第32話(ふわっとした感じで)
カイルに問いかけられたメルは、先ほど“鑑定スキル”によって必要になったものの話をする。
「“マタタビ森草”“クラッケン石”“メメアの花”“ロエアルト水”どれも貴重で手に入れるのが難しい品だな。以前、貴重な物図鑑で見た記憶が有るが……」
カイルが呻くように呟き、その話を聞いて僕は、
「そういえばミストフィアさんもそう言っていたかも」
「タクミのその“鑑定スキル”では何処で採れるかといった情報は出ないのか?」
「そこまでは、表示されなかった」
そう言われて僕は、これでは力になれないと気づいて気落ちしてしまう。
これで手に入れたいものが何処にあるのか情報があれば、そう僕が思っているとそこでレイトが、
「そういえばそのタクミの“鑑定スキル”はどうやって、表される内容が決定されているのでしょうか?」
「えっと、何となく使っているので僕にはよく分からないです」
「……何となく、ですか。ふむ。普通なら、“鑑定スキル”として表される要素も設定ができるはずです。それによって魔力の消費量が違いますしね」
「え! そうだったのですか! でもそうなると能力の発現条件ってどうなっているんだろう」
ただ単に、“ゲーム”みたいに? といったふわっとした感じで魔法を僕は使っていたのだ。

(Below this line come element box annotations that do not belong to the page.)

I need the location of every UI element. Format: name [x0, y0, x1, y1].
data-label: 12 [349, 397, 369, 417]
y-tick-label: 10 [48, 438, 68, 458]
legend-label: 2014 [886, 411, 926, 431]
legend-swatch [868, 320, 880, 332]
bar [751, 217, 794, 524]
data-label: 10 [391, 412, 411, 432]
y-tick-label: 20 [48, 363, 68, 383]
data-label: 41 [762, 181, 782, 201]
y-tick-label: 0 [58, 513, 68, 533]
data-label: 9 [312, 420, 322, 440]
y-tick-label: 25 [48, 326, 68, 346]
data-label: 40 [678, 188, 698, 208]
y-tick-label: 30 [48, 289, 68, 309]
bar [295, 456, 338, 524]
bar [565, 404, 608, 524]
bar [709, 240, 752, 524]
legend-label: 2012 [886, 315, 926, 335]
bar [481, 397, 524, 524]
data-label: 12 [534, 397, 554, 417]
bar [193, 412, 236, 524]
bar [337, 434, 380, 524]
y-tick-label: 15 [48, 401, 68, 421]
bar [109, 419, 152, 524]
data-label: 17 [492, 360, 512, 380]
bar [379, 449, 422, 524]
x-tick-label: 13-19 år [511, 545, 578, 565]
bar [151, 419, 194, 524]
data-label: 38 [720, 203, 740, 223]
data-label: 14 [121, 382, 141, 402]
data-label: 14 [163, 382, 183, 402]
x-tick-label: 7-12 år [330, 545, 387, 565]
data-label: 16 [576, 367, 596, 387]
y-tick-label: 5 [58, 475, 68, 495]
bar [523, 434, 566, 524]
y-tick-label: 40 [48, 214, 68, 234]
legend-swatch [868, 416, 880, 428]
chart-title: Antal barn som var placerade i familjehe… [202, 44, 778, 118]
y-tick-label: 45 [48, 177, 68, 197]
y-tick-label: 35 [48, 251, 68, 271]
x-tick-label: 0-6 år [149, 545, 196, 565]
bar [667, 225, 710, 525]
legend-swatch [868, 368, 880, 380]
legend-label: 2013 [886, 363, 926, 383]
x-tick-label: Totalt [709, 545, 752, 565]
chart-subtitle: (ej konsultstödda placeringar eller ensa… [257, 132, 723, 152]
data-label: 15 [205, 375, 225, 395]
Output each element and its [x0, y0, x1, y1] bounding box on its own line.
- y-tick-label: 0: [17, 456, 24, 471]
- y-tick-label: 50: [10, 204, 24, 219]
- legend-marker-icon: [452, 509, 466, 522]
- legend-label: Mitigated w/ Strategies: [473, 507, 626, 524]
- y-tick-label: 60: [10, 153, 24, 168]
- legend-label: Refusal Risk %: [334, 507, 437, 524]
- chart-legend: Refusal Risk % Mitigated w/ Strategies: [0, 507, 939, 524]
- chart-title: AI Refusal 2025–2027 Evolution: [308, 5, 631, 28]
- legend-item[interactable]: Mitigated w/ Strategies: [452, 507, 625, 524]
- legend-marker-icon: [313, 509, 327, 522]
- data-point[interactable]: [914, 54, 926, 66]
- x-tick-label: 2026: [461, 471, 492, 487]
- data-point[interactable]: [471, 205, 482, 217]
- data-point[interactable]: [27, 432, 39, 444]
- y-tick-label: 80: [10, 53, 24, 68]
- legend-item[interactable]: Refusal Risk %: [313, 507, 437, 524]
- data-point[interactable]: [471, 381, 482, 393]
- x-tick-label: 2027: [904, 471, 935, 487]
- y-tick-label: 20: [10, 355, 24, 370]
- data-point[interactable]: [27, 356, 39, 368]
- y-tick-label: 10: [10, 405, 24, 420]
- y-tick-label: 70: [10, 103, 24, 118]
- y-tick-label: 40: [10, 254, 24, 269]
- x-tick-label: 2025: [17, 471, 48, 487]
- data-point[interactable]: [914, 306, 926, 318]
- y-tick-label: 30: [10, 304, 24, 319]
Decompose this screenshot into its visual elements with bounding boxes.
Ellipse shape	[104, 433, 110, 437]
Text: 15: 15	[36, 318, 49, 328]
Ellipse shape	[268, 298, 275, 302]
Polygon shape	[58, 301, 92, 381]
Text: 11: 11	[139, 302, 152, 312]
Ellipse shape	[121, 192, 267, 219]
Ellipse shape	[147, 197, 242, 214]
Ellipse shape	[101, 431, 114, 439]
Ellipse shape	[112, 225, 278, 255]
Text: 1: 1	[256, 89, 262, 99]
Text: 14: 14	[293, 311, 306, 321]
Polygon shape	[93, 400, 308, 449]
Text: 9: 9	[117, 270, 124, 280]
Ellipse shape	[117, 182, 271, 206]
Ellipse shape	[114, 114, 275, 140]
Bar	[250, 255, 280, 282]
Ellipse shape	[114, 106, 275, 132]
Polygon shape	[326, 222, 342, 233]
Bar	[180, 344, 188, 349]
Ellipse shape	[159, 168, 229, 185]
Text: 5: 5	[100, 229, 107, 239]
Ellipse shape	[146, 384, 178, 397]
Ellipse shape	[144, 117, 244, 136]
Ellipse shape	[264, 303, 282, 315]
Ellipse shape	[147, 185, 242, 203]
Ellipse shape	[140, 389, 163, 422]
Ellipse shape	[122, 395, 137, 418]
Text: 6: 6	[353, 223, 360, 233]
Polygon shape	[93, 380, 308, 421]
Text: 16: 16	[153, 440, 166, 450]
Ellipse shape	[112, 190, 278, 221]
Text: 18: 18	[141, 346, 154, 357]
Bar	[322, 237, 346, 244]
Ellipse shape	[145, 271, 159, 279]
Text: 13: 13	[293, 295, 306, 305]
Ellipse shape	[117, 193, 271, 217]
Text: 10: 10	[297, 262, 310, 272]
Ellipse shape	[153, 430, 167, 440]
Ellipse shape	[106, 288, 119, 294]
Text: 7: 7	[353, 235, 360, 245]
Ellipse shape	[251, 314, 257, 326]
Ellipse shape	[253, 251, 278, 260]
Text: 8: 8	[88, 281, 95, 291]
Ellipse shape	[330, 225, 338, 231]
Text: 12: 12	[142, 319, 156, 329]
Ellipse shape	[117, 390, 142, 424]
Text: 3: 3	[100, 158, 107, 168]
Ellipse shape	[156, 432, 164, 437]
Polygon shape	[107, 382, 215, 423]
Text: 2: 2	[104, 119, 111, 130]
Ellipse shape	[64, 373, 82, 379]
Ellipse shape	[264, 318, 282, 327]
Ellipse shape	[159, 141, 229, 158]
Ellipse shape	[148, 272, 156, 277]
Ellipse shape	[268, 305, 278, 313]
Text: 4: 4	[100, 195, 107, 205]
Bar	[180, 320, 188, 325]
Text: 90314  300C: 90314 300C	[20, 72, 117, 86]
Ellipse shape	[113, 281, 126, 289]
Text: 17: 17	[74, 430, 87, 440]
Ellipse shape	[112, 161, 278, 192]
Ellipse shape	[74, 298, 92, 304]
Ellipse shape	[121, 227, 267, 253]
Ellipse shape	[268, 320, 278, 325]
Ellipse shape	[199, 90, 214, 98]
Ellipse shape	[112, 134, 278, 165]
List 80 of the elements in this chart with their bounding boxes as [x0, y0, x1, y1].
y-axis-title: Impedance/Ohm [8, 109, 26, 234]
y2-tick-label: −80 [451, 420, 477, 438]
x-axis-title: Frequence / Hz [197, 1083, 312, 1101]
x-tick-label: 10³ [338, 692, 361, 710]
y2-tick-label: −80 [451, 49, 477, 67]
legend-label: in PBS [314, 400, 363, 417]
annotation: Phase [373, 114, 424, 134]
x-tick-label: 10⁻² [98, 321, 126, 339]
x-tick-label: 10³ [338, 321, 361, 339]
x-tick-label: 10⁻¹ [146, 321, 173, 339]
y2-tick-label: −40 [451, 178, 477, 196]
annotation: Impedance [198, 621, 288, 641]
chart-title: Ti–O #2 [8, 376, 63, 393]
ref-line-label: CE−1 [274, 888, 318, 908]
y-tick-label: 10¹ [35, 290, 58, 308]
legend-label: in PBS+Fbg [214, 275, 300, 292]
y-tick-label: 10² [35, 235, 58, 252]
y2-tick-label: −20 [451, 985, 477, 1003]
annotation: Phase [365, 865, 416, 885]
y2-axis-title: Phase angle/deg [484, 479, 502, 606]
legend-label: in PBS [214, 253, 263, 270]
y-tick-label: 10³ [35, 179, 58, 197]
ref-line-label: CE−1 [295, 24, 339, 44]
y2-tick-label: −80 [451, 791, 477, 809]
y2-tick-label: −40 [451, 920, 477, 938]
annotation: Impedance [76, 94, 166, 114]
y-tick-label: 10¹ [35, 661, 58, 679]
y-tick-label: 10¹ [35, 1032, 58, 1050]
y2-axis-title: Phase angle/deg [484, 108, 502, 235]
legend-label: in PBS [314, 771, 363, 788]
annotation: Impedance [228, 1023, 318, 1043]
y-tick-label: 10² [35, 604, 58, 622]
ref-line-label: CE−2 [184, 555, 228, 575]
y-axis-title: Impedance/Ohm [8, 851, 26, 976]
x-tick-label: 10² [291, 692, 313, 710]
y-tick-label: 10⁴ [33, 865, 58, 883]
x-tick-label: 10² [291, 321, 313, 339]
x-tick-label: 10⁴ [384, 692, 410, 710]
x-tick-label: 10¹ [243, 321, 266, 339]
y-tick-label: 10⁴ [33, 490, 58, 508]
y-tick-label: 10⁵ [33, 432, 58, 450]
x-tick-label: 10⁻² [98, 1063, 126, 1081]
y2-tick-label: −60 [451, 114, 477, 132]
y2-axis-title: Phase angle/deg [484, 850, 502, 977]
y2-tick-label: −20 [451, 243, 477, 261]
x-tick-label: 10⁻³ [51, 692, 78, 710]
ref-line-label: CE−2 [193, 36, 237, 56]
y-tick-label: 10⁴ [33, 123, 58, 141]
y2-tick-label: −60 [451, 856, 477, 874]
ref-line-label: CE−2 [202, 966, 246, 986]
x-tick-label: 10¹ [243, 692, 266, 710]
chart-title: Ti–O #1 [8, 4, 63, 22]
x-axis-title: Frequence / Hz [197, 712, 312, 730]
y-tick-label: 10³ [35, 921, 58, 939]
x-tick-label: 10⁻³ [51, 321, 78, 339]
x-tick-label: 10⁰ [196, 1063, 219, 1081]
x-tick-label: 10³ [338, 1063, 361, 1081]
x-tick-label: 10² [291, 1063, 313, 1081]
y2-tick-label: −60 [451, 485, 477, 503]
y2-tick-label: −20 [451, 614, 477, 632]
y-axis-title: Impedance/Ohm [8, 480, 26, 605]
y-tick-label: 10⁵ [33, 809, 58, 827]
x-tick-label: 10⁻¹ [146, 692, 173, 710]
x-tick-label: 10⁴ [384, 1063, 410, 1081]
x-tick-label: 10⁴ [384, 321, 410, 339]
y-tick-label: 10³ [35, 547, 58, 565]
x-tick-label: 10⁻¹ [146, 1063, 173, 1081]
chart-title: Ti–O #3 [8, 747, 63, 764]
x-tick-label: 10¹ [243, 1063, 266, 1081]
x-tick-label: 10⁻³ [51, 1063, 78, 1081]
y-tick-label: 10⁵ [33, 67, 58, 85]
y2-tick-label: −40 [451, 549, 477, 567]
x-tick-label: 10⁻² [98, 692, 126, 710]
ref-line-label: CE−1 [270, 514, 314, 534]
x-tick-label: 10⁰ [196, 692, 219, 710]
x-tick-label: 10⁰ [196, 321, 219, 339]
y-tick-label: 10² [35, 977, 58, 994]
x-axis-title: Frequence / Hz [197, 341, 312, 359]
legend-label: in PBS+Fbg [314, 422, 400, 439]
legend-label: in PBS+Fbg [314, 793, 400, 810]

でもこうやって大量の情報が出てくる条件が、僕の中である程度設定されているらしい。
けれどそれをどうやって知ればいいのだろうか?
そう僕が思っているとそこでレイトが、緑色の表紙に金色の意匠の施されたある本を取り出してきた。
「旅のお供に、貴重な物が載っている図鑑を持ってきたのは、良かったのかもしれません。まずは“マタタビ森草”ですが……これですね」
そう言って見せてきたのは、猫耳がいくつもついたような草の絵だった。
下の方を見るとそこには、“マタタビ森草”と書かれている。
でもこれを見せられて僕はどうしろというのかと思ってレイトを見上げると、
「もしかしたなら、タクミのその発動条件には連想されるものが、細かく情報が表示されるのかもしれません。リーフィアの病気の話を聞いて、治ったらなと思いませんでしたか?」
「それは……病気の人がいたらそう思うよ」
「それが連想されて、ステータス画面に出てきたのかもしれません。そしてここには植物などの図鑑があります。これから連想して、産出地や採取地を呼び出したり出来ませんか?」
その提案に僕は、なるほどと思って、図鑑に向かって、正確にはその絵に向かって“鑑定スキル”を使う。
ピンク色の光の枠が出てきたかと思うと、大量の採取地などの情報が出ていて、そのうちの一つを見ていたメルが、
「確かこの場所、別荘の近くだ」
「本当! じゃあそこに行けば手に入るね! ここから遠い?」
「そこまで遠くない。よし、他のも全部調べて、ミストフィア兄様に報告だ! レイト、タクミ、ありがとう!」
メルが嬉しそうにレイトにお礼をいい、次に僕にもお礼をいう。
いいことをした気持ちになりながら、僕は更に別の必要な物を探して“鑑定スキル”を使い調べていく。
そんな僕達の後ろでカイルがレイトに、
「やけにレイトはやる気だな」
「メルの弟ですから」
「……なるほど」
そういった会話をしていたのだけれど、場所が幾つも分かった僕とメルはその興奮で全く気づいていなかったのだった。